I've known my best girlfriends since we were little kids (and in the case of the Lady Doctor, babies). So it never struck me as odd that I'm the only white girl in the group. The first time anyone called it to my attention was when I was in college. I had a picture of all of us in my dorm room and a friend said, "Do people look at you weird when you go out with them?" I didn't understand the question. Eventually the lightbulb came on and I realized that perhaps not everyone came from a neighborhood that looks like the United Nations. Since then, my, ahem, lack of melanin has been a source of entertainment for us for years.
One summer, shortly after college, The Girls (as we've called ourselves for years) and I went to Chicago for a long weekend. One night, we went to some party at the House of Blues . . . and I was the only white girl there. Who cares, right? I sure didn't. But shortly after we got there, the only other white guy in the place came over to us with his friend. They talked to us for a bit, before my pale-faced brother asked, "Uh, excuse me, but what are you?" A lady? A Washingtonian? Catherine Zeta-Jones? I knew what he was getting at, but playing dumb was so much more fun.
That same summer, my friend the Policy Lawyer's Mother discovered an article in a local African American-community newspaper about distinguished young people who had graduated recently. Guess who appeared prominently in the article? (Turns out it was written by a friend and colleague of my mother's, who thought it would be nice to mention me.) PLM's (joking) response? "I didn't know WashingTina was black." Neither did I.
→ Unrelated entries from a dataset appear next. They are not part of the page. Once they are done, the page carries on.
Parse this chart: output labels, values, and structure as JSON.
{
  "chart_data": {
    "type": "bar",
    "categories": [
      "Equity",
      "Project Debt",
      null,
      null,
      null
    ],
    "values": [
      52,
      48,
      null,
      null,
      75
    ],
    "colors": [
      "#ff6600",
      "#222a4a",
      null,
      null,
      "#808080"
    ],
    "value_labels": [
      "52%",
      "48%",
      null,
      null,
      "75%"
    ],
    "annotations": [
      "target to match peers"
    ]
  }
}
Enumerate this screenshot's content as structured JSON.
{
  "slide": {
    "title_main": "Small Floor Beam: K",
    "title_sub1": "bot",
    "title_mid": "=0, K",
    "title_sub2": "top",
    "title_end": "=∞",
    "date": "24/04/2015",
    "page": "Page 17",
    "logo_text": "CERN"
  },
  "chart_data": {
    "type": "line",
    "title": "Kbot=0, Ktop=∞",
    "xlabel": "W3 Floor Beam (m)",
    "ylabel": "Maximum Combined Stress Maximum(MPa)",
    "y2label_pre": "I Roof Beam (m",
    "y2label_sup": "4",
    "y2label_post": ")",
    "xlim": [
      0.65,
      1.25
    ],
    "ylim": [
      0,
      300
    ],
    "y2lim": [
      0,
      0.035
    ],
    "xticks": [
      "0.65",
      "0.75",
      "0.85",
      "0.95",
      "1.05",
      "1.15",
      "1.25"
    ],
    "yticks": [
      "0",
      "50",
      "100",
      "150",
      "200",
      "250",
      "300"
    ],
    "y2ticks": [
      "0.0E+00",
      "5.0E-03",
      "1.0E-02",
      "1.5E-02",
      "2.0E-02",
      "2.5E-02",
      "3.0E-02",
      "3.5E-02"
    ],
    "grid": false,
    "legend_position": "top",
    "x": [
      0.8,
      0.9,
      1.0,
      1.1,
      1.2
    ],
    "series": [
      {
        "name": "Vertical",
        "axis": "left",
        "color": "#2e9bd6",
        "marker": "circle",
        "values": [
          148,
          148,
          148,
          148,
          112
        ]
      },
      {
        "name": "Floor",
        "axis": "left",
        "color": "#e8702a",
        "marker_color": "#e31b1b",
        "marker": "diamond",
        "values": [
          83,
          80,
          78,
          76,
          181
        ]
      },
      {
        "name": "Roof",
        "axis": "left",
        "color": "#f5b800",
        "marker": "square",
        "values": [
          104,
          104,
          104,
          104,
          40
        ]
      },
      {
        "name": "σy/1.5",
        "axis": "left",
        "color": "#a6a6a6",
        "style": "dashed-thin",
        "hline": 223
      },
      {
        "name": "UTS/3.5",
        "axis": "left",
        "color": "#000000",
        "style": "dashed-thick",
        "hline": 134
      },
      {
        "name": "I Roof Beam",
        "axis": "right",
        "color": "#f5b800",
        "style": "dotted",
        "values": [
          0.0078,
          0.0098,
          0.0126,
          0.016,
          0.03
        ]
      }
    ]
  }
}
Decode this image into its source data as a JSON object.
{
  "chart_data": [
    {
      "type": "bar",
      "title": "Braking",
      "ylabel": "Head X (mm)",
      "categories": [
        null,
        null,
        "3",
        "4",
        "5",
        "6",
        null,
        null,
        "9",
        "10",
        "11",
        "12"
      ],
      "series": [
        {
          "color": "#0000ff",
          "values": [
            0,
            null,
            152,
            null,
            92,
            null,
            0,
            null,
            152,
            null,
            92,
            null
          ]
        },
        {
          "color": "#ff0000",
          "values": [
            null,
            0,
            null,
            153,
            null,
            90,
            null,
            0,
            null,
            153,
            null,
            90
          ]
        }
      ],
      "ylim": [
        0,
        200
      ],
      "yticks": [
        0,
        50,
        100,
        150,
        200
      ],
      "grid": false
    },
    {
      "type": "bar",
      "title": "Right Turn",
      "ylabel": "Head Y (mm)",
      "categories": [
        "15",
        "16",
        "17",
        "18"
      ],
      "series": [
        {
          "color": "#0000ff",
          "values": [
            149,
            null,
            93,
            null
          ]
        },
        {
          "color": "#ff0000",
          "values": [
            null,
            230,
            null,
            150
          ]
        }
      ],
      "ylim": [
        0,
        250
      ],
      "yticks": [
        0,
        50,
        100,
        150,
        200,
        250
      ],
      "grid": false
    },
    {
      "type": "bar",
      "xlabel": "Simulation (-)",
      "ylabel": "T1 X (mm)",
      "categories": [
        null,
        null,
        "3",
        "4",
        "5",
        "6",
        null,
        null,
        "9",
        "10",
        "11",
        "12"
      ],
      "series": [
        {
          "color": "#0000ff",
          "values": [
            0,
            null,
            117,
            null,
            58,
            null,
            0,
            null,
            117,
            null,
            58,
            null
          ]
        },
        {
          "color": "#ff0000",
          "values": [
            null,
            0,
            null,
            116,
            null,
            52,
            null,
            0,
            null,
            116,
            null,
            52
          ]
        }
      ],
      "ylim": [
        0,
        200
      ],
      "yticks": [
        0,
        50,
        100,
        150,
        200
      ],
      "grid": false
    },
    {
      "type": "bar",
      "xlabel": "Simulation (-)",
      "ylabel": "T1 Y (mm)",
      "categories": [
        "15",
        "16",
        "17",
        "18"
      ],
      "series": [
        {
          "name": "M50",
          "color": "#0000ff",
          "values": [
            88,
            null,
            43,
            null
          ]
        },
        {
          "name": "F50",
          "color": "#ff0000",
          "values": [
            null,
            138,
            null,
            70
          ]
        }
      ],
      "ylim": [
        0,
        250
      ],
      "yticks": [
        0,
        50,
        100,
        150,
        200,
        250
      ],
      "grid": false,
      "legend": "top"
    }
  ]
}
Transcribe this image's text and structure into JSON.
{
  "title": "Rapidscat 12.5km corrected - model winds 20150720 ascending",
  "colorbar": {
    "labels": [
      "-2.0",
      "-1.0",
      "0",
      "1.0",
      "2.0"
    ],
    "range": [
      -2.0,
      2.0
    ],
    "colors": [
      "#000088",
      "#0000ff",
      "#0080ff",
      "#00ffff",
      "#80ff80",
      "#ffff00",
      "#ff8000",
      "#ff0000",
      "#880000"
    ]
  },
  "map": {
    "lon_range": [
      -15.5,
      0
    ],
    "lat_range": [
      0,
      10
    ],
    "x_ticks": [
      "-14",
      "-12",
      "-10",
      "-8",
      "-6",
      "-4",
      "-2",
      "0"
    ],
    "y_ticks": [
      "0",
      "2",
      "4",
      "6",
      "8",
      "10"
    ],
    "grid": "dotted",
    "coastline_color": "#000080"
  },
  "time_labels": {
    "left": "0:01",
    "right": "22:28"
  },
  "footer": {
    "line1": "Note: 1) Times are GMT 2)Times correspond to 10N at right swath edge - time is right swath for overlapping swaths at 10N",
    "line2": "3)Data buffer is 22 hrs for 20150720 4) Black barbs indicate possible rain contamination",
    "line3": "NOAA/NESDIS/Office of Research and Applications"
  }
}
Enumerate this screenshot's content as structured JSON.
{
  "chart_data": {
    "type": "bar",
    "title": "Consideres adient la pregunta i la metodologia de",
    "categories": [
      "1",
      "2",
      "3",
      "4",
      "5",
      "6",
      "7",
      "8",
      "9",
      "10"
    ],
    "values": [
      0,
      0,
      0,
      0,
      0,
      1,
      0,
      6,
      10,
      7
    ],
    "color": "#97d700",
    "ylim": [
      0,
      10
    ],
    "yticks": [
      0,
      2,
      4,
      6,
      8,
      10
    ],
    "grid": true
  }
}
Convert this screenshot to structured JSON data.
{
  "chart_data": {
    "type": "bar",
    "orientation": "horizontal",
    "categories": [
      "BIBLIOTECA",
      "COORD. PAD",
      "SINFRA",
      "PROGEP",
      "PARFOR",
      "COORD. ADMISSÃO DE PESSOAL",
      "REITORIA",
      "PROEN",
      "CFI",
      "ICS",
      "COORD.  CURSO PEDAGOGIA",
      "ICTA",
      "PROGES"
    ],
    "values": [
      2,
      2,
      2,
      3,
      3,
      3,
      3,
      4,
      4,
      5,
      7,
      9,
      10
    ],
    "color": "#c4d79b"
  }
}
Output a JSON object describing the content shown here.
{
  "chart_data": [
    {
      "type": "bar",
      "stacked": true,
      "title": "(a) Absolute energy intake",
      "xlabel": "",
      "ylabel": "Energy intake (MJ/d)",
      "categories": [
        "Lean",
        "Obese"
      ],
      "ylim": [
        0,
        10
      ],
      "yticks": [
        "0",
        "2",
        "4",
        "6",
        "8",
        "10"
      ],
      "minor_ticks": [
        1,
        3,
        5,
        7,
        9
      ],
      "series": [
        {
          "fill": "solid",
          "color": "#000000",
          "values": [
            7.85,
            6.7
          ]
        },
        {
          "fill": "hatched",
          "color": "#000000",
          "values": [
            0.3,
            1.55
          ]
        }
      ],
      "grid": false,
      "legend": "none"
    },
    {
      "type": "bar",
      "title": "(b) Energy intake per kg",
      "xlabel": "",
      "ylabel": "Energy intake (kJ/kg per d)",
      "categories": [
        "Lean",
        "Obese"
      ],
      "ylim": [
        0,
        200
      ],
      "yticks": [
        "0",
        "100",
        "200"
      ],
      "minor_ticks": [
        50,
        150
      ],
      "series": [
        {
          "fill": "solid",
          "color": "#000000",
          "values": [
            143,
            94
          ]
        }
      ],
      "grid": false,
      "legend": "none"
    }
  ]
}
Another time, shortly after a summer trip to Mexico (so I was much less melanin-challenged than usual), I was walking to my car at the Silver Spring Metro, and a man walking in the same direction struck up a conversation with me. He was about my age, friendly enough, and black. It didn't occur to me that he thought I was black, too. That is, until he said, "I have to know, what are you?" Again . . . what is the correct answer to that question? A Wiccan? A trapeze artist? A member of the Junior League?
My friend the Policy Lawyer used to work for UNCF, so WH and I were invited to a fundraiser they were putting on one year. When we got there, we got raffle tickets. It was a lovely event, down on the SW Waterfront in the old 701. It came time for the raffle, so we got out our tickets. There was all kinds of stuff, though I don't remember what most of it was. The grand prize was a leather UNCF bomber jacket. Three guesses who won. I walked timidly to collect my prize . . . again, the only white girl in the room. Thank goodness I had been passing all those years. I decided that my father, who never met a free T-shirt he didn't like, would find this jacket the ultimate in free stuff, so I ordered his size.
This brings me to the fact that I'm not the only one in my family who may or may not be white. For years my parents have been members of the NAACP. They used to go to their annual dinner every year. Shortly after the dinner one year, my father received an invitation letter to join the black alumni association at American University (he actually is an alum there). We began to wonder if everyone else knew something that we didn't.
WH often tells me I'd make a perfect spy because I can blend in to any group. When I'm with his Iranian family, nobody would know I'm not Persian. Frequently in our Adams Morgan neighborhood, someone will ask me for directions in Spanish. And I like it. It's nice to fit . . . especially when so many people never get to fit. I'm lucky, I fit anywhere.